AI: The Immigrant Without a Visa?
Immigration policy is designed around humans, built over decades through visa requirements, asylum processes, and integration programs that govern who crosses which borders under what conditions. For AI, the equivalent institutions are only beginning to form, and the gap between the scale of the challenge and the capacity to address it is widening.
In 2023, the United States invested $67.2 billion in AI development, nearly nine times China’s $7.8 billion (Stanford AI Index 2024). Private AI investment in the European Union declined 14% from the previous year, while US investment grew 22%. OpenAI alone raised $40 billion in a single funding round in early 2025, with reports suggesting the company is now seeking up to $100 billion more. Europe produces substantial AI talent through its universities, yet a 2024 Interface report found that European countries are “losing significant AI talent, both national and international, to the United States.” This is a two-player game, and everyone else is choosing which infrastructure to depend on.
The smartphone in our pocket already declares a digital citizenship. We probably didn’t think of it as a citizenship decision when we bought it, but the code and apps running on that device determine which algorithms shape attention, where data flows, and whose values get encoded in the recommendations we see. No one stamped a passport, and no one asked which digital jurisdiction we wanted to belong to. We just bought a phone.
Consider what this means in practice. A teenager in Paris opens a social media app, and the recommendation engine deciding what she sees was trained in California, optimized for engagement metrics defined by American engineers, running on servers that could be anywhere. What counts as interesting, what gets amplified, what gets suppressed: the French parliament never voted on any of it. The values encoded in that algorithm arrived the same way the app did, through the app store, without debate.
In Berlin, a hospital adopts an AI diagnostic tool trained on American patients. The patterns the system learned (which symptoms cluster together, which presentations suggest which conditions) reflect American demographics, insurance incentives, and treatment protocols. German doctors using it may not know what assumptions are embedded in the model, and neither do their patients. The system simply appears as “AI-assisted diagnosis,” as though technology were neutral and the geography of its training irrelevant.
No referendum asked whether American assumptions should shape French teenagers’ worldviews, and parliamentary debate never considered whether foreign infrastructure should process European health data. These decisions happened through procurement, not politics, through app stores rather than elections.
Two ecosystems are forming with separate hardware, separate software, different training data shaped by different internets, and different standards for what AI systems should do and how they should behave. One sphere optimizes for engagement and corporate innovation while another optimizes for state control and surveillance infrastructure. Each is developing its own foundation models, its own cloud architecture, and its own definitions of what AI should be permitted to do.
Countries will choose sides through procurement decisions rather than treaties: which cloud stores citizens’ health records, which foundation models power public services, which chips run hospitals and schools. Once made, these choices create dependencies that compound over time as switching costs rise and alternatives narrow. The infrastructure you adopt becomes the infrastructure you’re stuck with.
Extend this forward a decade and the decision on your visa application might not be made by a consular officer but by an algorithm trained on data you’ve never seen, using criteria no human can fully explain. Approval could depend on patterns extracted from millions of previous applicants, patterns that might include which smartphone you used to submit the application, what time of day you filed it, or how quickly you scrolled through the terms of service.
Access to credit, employment, housing, and travel is increasingly mediated by systems trained elsewhere, encoding assumptions chosen by engineers in other countries, accountable to regulators who have no jurisdiction over the servers where decisions actually happen.

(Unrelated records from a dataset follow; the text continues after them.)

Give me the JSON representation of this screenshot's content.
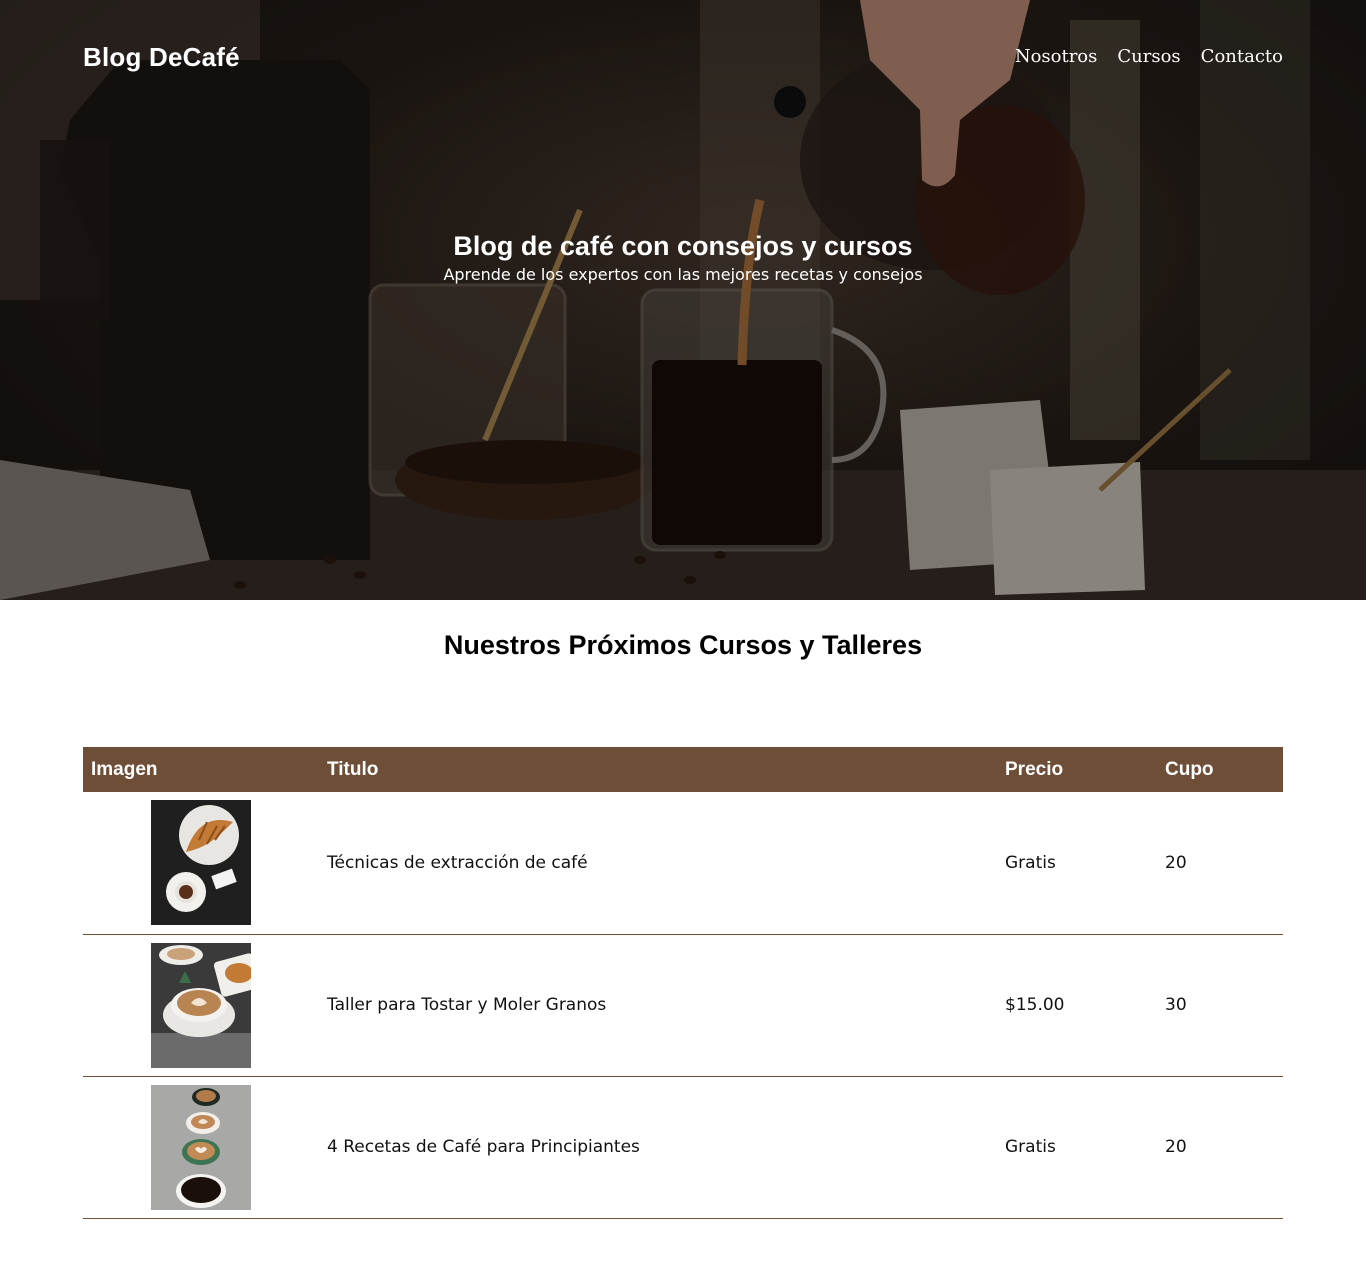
{
  "header": {
    "brand": "Blog DeCafé",
    "nav": [
      {
        "label": "Nosotros"
      },
      {
        "label": "Cursos"
      },
      {
        "label": "Contacto"
      }
    ]
  },
  "hero": {
    "title": "Blog de café con consejos y cursos",
    "subtitle": "Aprende de los expertos con las mejores recetas y consejos",
    "image_icon": "coffee-pouring-photo"
  },
  "courses": {
    "title": "Nuestros Próximos Cursos y Talleres",
    "columns": [
      "Imagen",
      "Titulo",
      "Precio",
      "Cupo"
    ],
    "rows": [
      {
        "image_icon": "croissant-espresso-photo",
        "titulo": "Técnicas de extracción de café",
        "precio": "Gratis",
        "cupo": "20"
      },
      {
        "image_icon": "latte-art-cups-photo",
        "titulo": "Taller para Tostar y Moler Granos",
        "precio": "$15.00",
        "cupo": "30"
      },
      {
        "image_icon": "four-coffee-cups-photo",
        "titulo": "4 Recetas de Café para Principiantes",
        "precio": "Gratis",
        "cupo": "20"
      }
    ]
  },
  "colors": {
    "accent": "#6f4e37",
    "hero_text": "#ffffff"
  }
}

Yuval Noah Harari has described this as a new kind of curtain, one defined by infrastructure rather than ideology. The Iron Curtain descended in 1946, and managing that division required decades of diplomacy: the Cuban Missile Crisis, the Helsinki Accords, hotlines installed between adversaries so that miscommunication wouldn’t escalate to catastrophe. Those institutions emerged because both sides recognized the danger of ungoverned conflict between incompatible systems.

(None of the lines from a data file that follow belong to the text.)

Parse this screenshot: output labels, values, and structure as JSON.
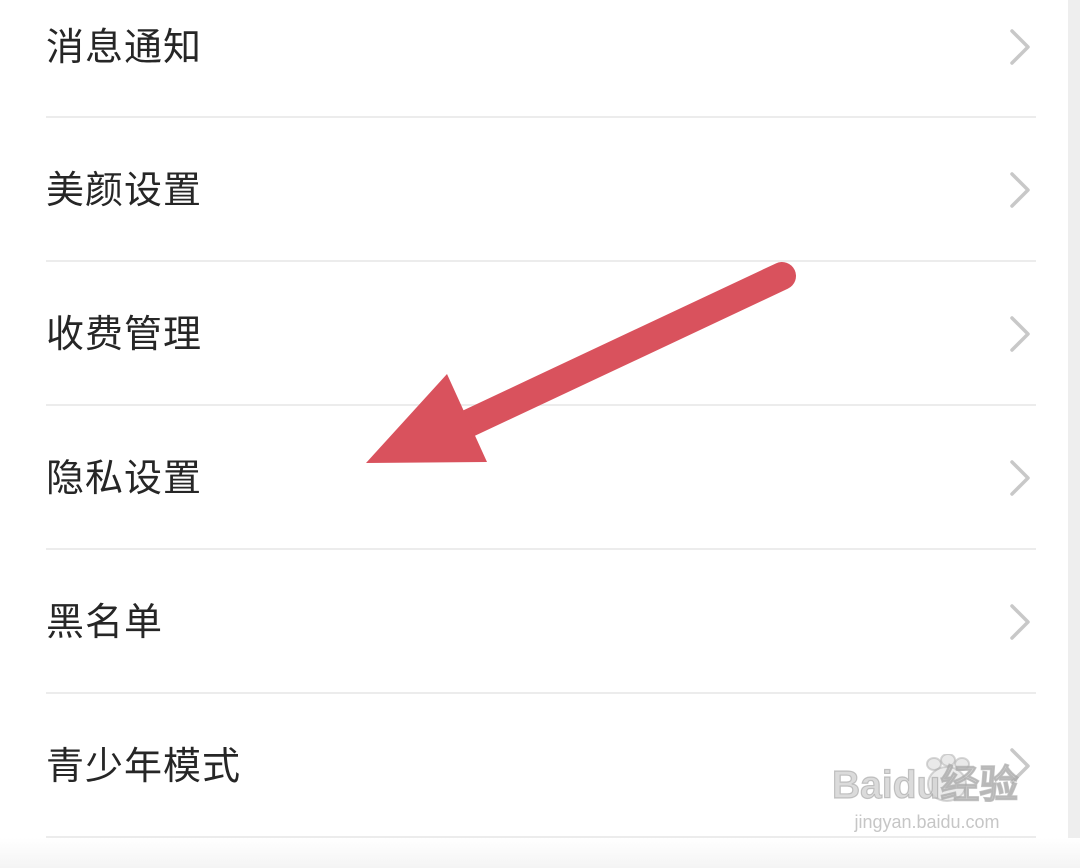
{
  "settings": {
    "items": [
      {
        "label": "消息通知"
      },
      {
        "label": "美颜设置"
      },
      {
        "label": "收费管理"
      },
      {
        "label": "隐私设置"
      },
      {
        "label": "黑名单"
      },
      {
        "label": "青少年模式"
      }
    ]
  },
  "annotation": {
    "arrow_color": "#d9525d",
    "points_to": "隐私设置"
  },
  "watermark": {
    "logo_text": "Baidu经验",
    "url": "jingyan.baidu.com"
  },
  "colors": {
    "text": "#262626",
    "divider": "#ececec",
    "chevron": "#c8c8c8",
    "background": "#ffffff"
  }
}
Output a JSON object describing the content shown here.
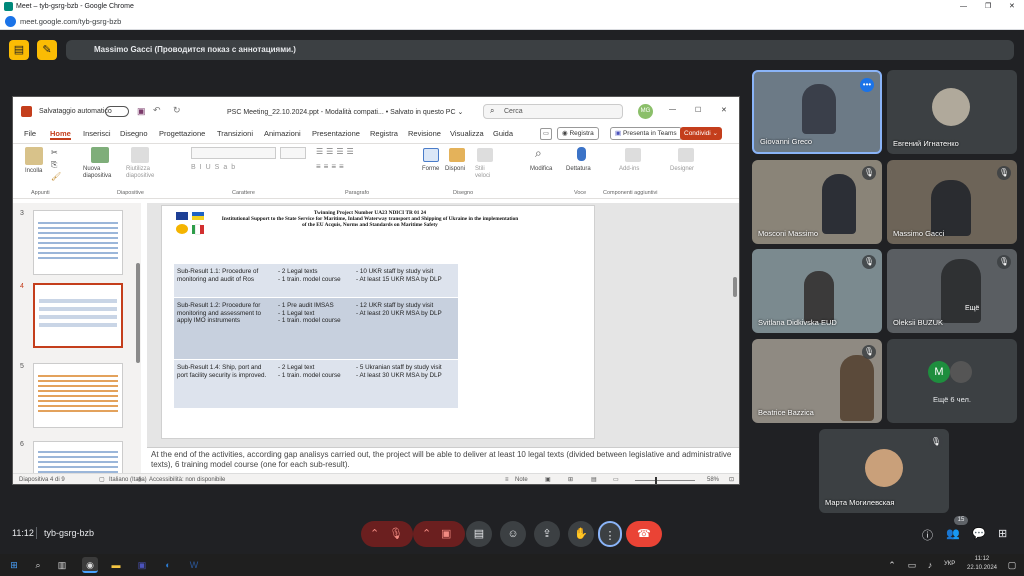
{
  "chrome": {
    "title": "Meet – tyb-gsrg-bzb - Google Chrome",
    "url": "meet.google.com/tyb-gsrg-bzb"
  },
  "meet": {
    "presenter_text": "Massimo Gacci (Проводится показ с аннотациями.)",
    "time": "11:12",
    "meeting_code": "tyb-gsrg-bzb",
    "people_count": "15",
    "more_people": "Ещё 6 чел.",
    "more_label": "Ещё"
  },
  "ppt": {
    "autosave": "Salvataggio automatico",
    "filename": "PSC Meeting_22.10.2024.ppt  -  Modalità compati...  •  Salvato in questo PC  ⌄",
    "search": "Cerca",
    "user_initials": "MG",
    "menu": [
      "File",
      "Home",
      "Inserisci",
      "Disegno",
      "Progettazione",
      "Transizioni",
      "Animazioni",
      "Presentazione",
      "Registra",
      "Revisione",
      "Visualizza",
      "Guida"
    ],
    "registra_btn": "Registra",
    "teams_btn": "Presenta in Teams",
    "share_btn": "Condividi ⌄",
    "ribbon": {
      "incolla": "Incolla",
      "nuova": "Nuova diapositiva",
      "riutilizza": "Riutilizza diapositive",
      "forme": "Forme",
      "disponi": "Disponi",
      "stili": "Stili veloci",
      "modifica": "Modifica",
      "dettatura": "Dettatura",
      "addin": "Add-ins",
      "designer": "Designer",
      "groups": [
        "Appunti",
        "Diapositive",
        "Carattere",
        "Paragrafo",
        "Disegno",
        "Voce",
        "Componenti aggiuntivi"
      ]
    },
    "thumb_numbers": [
      "3",
      "4",
      "5",
      "6"
    ],
    "slide": {
      "header": "Twinning Project Number UA23 NDICI TR 01 24\nInstitutional Support to the State Service for Maritime, Inland Waterway transport and Shipping of Ukraine in the implementation of the EU Acquis, Norms and Standards on Maritime Safety",
      "rows": [
        {
          "a": "Sub-Result 1.1: Procedure of monitoring and audit of Ros",
          "b": "- 2 Legal texts\n- 1 train. model course",
          "c": "- 10 UKR staff by study visit\n- At least 15 UKR MSA by DLP"
        },
        {
          "a": "Sub-Result 1.2: Procedure for monitoring and assessment to apply IMO instruments",
          "b": "- 1 Pre audit IMSAS\n- 1 Legal text\n- 1 train. model course",
          "c": "- 12 UKR staff by study visit\n- At least 20 UKR MSA by DLP"
        },
        {
          "a": "Sub-Result 1.4: Ship, port and port facility security is improved.",
          "b": "- 2 Legal text\n- 1 train. model course",
          "c": "- 5 Ukranian staff by study visit\n- At least 30 UKR MSA by DLP"
        }
      ]
    },
    "notes": "At the end of the activities, according gap analisys carried out, the project will be able to deliver at least 10 legal texts (divided between legislative and administrative texts), 6 training model course (one for each sub-result).",
    "status": {
      "slide": "Diapositiva 4 di 9",
      "lang": "Italiano (Italia)",
      "access": "Accessibilità: non disponibile",
      "note": "Note",
      "zoom": "58%"
    }
  },
  "participants": [
    {
      "name": "Giovanni Greco",
      "color": "#6c7a86"
    },
    {
      "name": "Евгений Игнатенко",
      "color": "#3c4043"
    },
    {
      "name": "Mosconi Massimo",
      "color": "#8a8478"
    },
    {
      "name": "Massimo Gacci",
      "color": "#6d6458"
    },
    {
      "name": "Svitlana Didkivska EUD",
      "color": "#7b8a8f"
    },
    {
      "name": "Oleksii BUZUK",
      "color": "#5a5e62"
    },
    {
      "name": "Beatrice Bazzica",
      "color": "#8f8a82"
    },
    {
      "name": "Марта Могилевская",
      "color": "#3c4043"
    }
  ],
  "taskbar": {
    "lang": "УКР",
    "time": "11:12",
    "date": "22.10.2024"
  },
  "colors": {
    "meet_bg": "#202124",
    "end_call": "#ea4335",
    "ppt_accent": "#c43e1c",
    "presenter_icon": "#fbbc04"
  }
}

I heard this concern recently from an Intelligence Officer from the United States Army: AI-driven political divisiveness eroding cohesion within and between allied countries. The infrastructure for managing that kind of slow-moving fragmentation, we both noted, doesn’t exist.
What is the equivalent infrastructure for algorithmic governance? There is no Treaty on AI Non-Proliferation, no hotline between Washington and Beijing for algorithmic incidents, no Geneva Convention for synthetic media, and no agreed definition of what constitutes an act of AI aggression. The division is forming while the diplomatic architecture to manage it is not.
The immigration debate consuming political energy concerns humans crossing borders, but the immigration already reshaping economies, cultures, and governance is algorithmic. It arrives through app stores and enterprise software contracts, through cloud computing agreements and semiconductor supply chains. Tristan Harris has argued that algorithmic systems need governance infrastructure equivalent to what we built for other cross-border challenges, and the EU’s AI Act is one response, though whether it proves sufficient remains an open question. The systems keep arriving while the debate about whose values they carry has yet to match the speed of their deployment.